Newton’s law of universal gravitation challenges a controversial new astrophysics discovery

A team of astrophysicists has made an unusual discovery that they say challenges our current understanding of gravity based on Newton’s law of universal gravitation, according to a newly published paper.

The controversial claim, published in Monthly notifications of the Royal Astronomical Society, It seems to agree with alternative explanations about one of the most mysterious fundamental interactions in physics.

In their new study, an international team of astrophysicists said they made the discovery while investigating open star clusters. These formations are created when a gas cloud appears after the birth of thousands of stars within a relatively short period of time, the remnants of which are ejected as these groups of stars ignite and begin to expand, potentially forming anywhere from several dozen. To several thousand new stars.

The role of gravity in this process involves how the weak gravitational forces act essentially as the glue that holds and holds these groups of stars together. Capable of surviving hundreds of millions of years, these clusters eventually begin to lose stars over time, creating a pair of ‘tidal tails’, one being dragged behind the open star cluster as it is pushed through space while the other protrudes before formation.

Based on Newton’s law of universal gravitation, we would expect the assignment of the different stars in the cluster to either of the tidal tails to be completely random. However, this was not the case according to the team involved in the latest study, which found that one tail was clearly able to outperform its star-clinging counterpart.

According to Dr. Jan Pvalam Altenberg, Helmholtz Institute for Radiation and Nuclear Physics: “In the clusters we studied, the forward tail always contains more stars near the cluster than the back tail.”

“The asymmetry between the number of stars in the fore- and tail-tail tests the theory of gravity,” the authors wrote in their paper.

Dr.
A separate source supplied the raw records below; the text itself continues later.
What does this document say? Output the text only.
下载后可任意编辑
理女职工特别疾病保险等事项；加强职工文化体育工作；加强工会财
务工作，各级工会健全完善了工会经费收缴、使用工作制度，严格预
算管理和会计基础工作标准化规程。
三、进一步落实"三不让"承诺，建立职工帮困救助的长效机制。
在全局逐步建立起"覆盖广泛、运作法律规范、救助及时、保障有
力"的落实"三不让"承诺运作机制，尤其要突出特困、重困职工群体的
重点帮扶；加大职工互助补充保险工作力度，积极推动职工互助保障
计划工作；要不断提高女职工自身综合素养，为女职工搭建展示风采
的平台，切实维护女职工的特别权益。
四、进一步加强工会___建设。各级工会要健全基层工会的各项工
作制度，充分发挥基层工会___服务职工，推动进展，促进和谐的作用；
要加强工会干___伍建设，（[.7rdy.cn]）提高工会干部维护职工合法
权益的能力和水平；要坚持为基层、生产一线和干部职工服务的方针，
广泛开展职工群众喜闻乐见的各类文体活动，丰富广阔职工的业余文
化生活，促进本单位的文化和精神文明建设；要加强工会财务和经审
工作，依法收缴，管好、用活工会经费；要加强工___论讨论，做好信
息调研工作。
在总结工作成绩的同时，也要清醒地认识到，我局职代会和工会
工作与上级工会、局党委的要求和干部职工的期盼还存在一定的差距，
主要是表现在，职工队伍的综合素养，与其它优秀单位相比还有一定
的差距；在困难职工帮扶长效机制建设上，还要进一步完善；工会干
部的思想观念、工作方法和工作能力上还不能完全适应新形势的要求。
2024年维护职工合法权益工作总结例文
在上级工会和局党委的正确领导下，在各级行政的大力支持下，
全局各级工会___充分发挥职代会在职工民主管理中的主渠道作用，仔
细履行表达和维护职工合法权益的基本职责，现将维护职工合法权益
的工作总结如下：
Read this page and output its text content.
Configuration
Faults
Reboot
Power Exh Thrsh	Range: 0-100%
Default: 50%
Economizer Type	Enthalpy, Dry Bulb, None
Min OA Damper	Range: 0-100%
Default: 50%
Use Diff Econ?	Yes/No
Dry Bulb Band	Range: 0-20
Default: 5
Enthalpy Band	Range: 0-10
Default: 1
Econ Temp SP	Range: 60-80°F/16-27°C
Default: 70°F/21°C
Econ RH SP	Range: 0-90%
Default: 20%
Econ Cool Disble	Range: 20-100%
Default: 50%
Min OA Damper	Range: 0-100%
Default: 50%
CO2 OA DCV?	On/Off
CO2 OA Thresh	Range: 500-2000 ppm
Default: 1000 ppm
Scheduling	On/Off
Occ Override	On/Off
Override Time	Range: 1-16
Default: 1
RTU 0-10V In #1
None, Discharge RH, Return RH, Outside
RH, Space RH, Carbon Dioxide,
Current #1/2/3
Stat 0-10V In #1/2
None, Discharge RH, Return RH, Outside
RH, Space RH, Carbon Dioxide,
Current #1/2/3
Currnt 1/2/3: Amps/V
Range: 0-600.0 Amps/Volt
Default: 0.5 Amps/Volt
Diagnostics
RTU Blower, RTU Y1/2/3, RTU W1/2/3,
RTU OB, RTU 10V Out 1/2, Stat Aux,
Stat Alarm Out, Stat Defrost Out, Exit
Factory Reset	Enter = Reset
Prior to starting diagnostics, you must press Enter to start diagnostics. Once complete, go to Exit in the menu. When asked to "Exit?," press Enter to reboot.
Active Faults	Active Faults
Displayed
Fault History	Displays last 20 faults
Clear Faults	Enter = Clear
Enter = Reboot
Teresa Yerapkova, one of the paper’s co-authors, says the research team was the first to develop the method they used to calculate how many stars are allocated within pairs of tidal tails in star clusters.
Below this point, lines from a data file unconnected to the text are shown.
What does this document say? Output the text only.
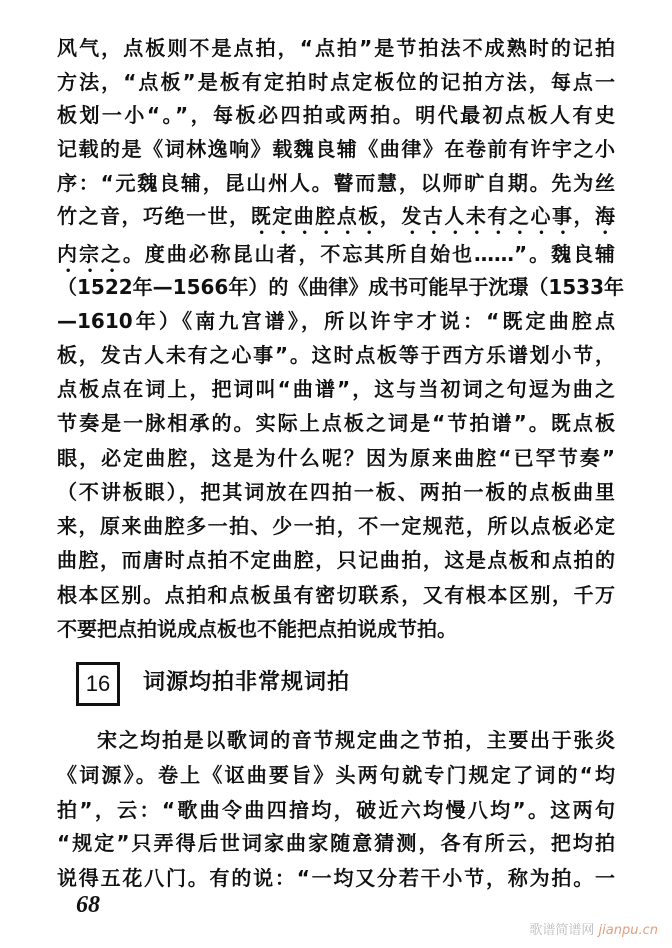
风气，点板则不是点拍，“点拍”是节拍法不成熟时的记拍
方法，“点板”是板有定拍时点定板位的记拍方法，每点一
板划一小“。”，每板必四拍或两拍。明代最初点板人有史
记载的是《词林逸响》载魏良辅《曲律》在卷前有许宇之小
序：“元魏良辅，昆山州人。瞽而慧，以师旷自期。先为丝
竹之音，巧绝一世，既定曲腔点板，发古人未有之心事，海
内宗之。度曲必称昆山者，不忘其所自始也……”。魏良辅
（1522年—1566年）的《曲律》成书可能早于沈璟（1533年
—1610年）《南九宫谱》，所以许宇才说：“既定曲腔点
板，发古人未有之心事”。这时点板等于西方乐谱划小节，
点板点在词上，把词叫“曲谱”，这与当初词之句逗为曲之
节奏是一脉相承的。实际上点板之词是“节拍谱”。既点板
眼，必定曲腔，这是为什么呢？因为原来曲腔“已罕节奏”
（不讲板眼），把其词放在四拍一板、两拍一板的点板曲里
来，原来曲腔多一拍、少一拍，不一定规范，所以点板必定
曲腔，而唐时点拍不定曲腔，只记曲拍，这是点板和点拍的
根本区别。点拍和点板虽有密切联系，又有根本区别，千万
不要把点拍说成点板也不能把点拍说成节拍。
16	词源均拍非常规词拍
宋之均拍是以歌词的音节规定曲之节拍，主要出于张炎
《词源》。卷上《讴曲要旨》头两句就专门规定了词的“均
拍”，云：“歌曲令曲四揞均，破近六均慢八均”。这两句
“规定”只弄得后世词家曲家随意猜测，各有所云，把均拍
说得五花八门。有的说：“一均又分若干小节，称为拍。一
68
歌谱简谱网 jianpu.cn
“When we analyzed all the data, we faced [a] Inconsistent with the current theory, Yarabkova said in a statement, adding that the level of accuracy the team had available to in survey data from ESA’s Gaia pilot mission was “indispensable” in making their observations.
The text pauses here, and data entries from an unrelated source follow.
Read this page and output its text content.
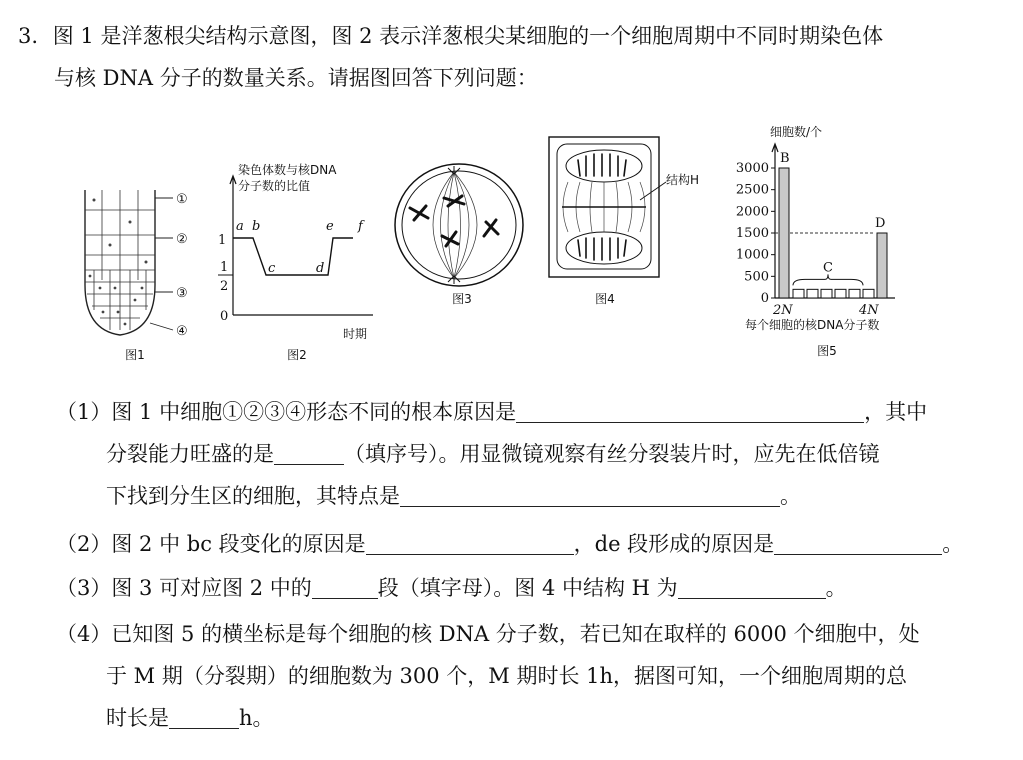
3. 图 1 是洋葱根尖结构示意图，图 2 表示洋葱根尖某细胞的一个细胞周期中不同时期染色体
与核 DNA 分子的数量关系。请据图回答下列问题：
①
②
③
④
图1
染色体数与核DNA
分子数的比值
1
1
2
0
a b
c	d
e f
时期
图2
图3
结构H
图4
细胞数/个
0
500
1000
1500
2000
2500
3000
B
C
D
2N	4N
每个细胞的核DNA分子数
图5
（1）图 1 中细胞①②③④形态不同的根本原因是	，其中
分裂能力旺盛的是	（填序号）。用显微镜观察有丝分裂装片时，应先在低倍镜
下找到分生区的细胞，其特点是	。
（2）图 2 中 bc 段变化的原因是	，de 段形成的原因是	。
（3）图 3 可对应图 2 中的	段（填字母）。图 4 中结构 H 为	。
（4）已知图 5 的横坐标是每个细胞的核 DNA 分子数，若已知在取样的 6000 个细胞中，处
于 M 期（分裂期）的细胞数为 300 个，M 期时长 1h，据图可知，一个细胞周期的总
时长是	h。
If the accepted concept of Newtonian gravity is not a conventional one, what do these new contradictory data indicate regarding the weakest of the four fundamental forces?

The research team believes that a theory of gravity involving what is known as Modified Newtonian Dynamics (MOND) may provide the answer. MOND proponents argue that observations of galaxies and their properties indicate the need for modifications to Newton’s law of universal gravitation. Remarkably, such ideas can solve problems such as the question of dark matter by providing alternative models to explain the behavior of galaxies, which in many cases do not appear to comply with the laws of physics as we currently understand them.

Simply put, according to MOND, stars can leave an array through two different doors, says Pavel Krupa, lead author of the study. Who added that where one ‘door’ leads to the tail facing the tides and one to the other behind the cluster.

However, as Kroupa notes, “the first is much narrower than the second – so the star is unlikely to leave the mass through it.”

“Newton’s gravitational theory, on the other hand, predicts that both doors should be the same width,” says Kroupa.

Although team members express that current tools available to physicists that might help them analyze potential modifications required for Newtonian dynamics are limited, simulation-based calculations appear to be able to accurately predict the age of open star clusters.

This, according to the research team, is much shorter than Newton’s laws would allow, and for Krupa and her team, it may explain the mystery of why star clusters in galaxies close to our own are disappearing more quickly than astronomers. anticipation.

Of course, theories that require major changes in our current models of how the universe works are generally slow to win over scientists. Modifications to Newton’s theory of gravity are useful in helping to resolve such observations in the team’s recent study, but they would also have broader implications that could extend to nearly all areas of physics. But for Kroupa and her team, accepting such ideas and incorporating them into our knowledge of the universe would generally be more beneficial than anything else.

“[I]”It solves many problems that cosmology faces today,” says Kroupa.

team sheet,”Asymmetric tidal tails of open star clusters: Star-crossing their clusters with branes defying Newtonian gravity.“in Monthly notifications of the Royal Astronomical Society.